Et qu’en sera-t-il de la VAR? Sera-t-elle au rendez-vous avec le coup d’envoi ou sera-t-on dans l’obligation de jouer les premières rencontres sans cet engin qui est remis en question par plus d’un, mais qui a le mérite de faire rentrer dans les rangs les plus récalcitrants?

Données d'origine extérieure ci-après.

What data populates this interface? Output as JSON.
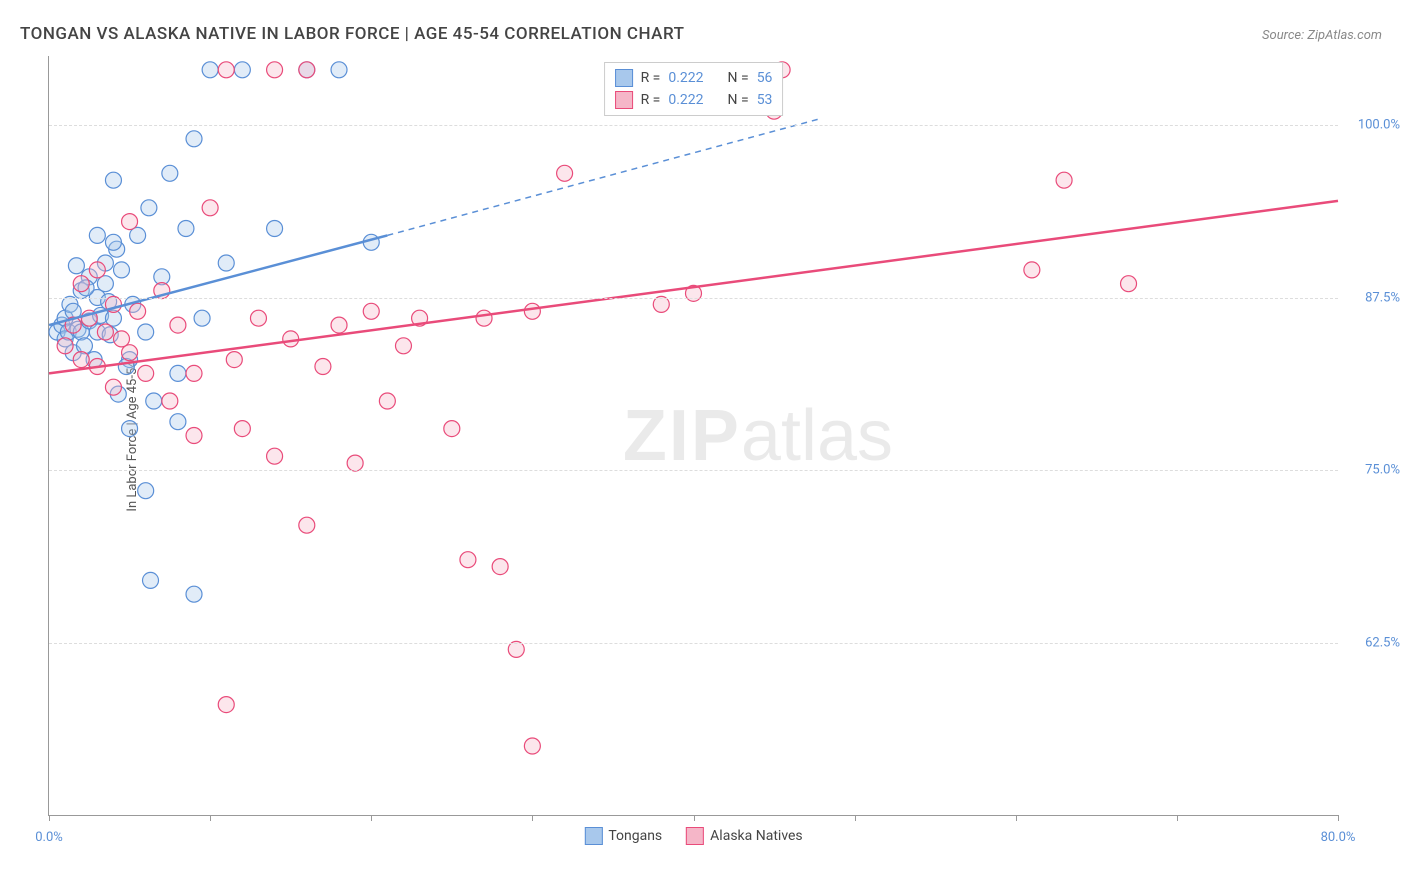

Personne n’en parle, alors que c’est important. On dirait que l’on cherche à faire échouer les efforts que les clubs font pour relancer la compétition et enfoncer davantage le football tunisien dans le marasme dans lequel il se débat depuis l’épisode de la Coupe du monde.
A ce propos, nous avons besoin d’un bon démarrage pour procéder à la reconstruction de la sélection. Certes, il y aura une majorité de joueurs évoluant à l’étranger, mais la compétition nationale demeure un vivier où il est toujours possible de trouver des joueurs de bonne qualité. Et il y en a. Allez, je vous ai assez longtemps retenu. Quoi qu’il en soit, nous aurons le championnat que nous méritons », ajouta-t-il avant de s’engouffrer dans sa voiture.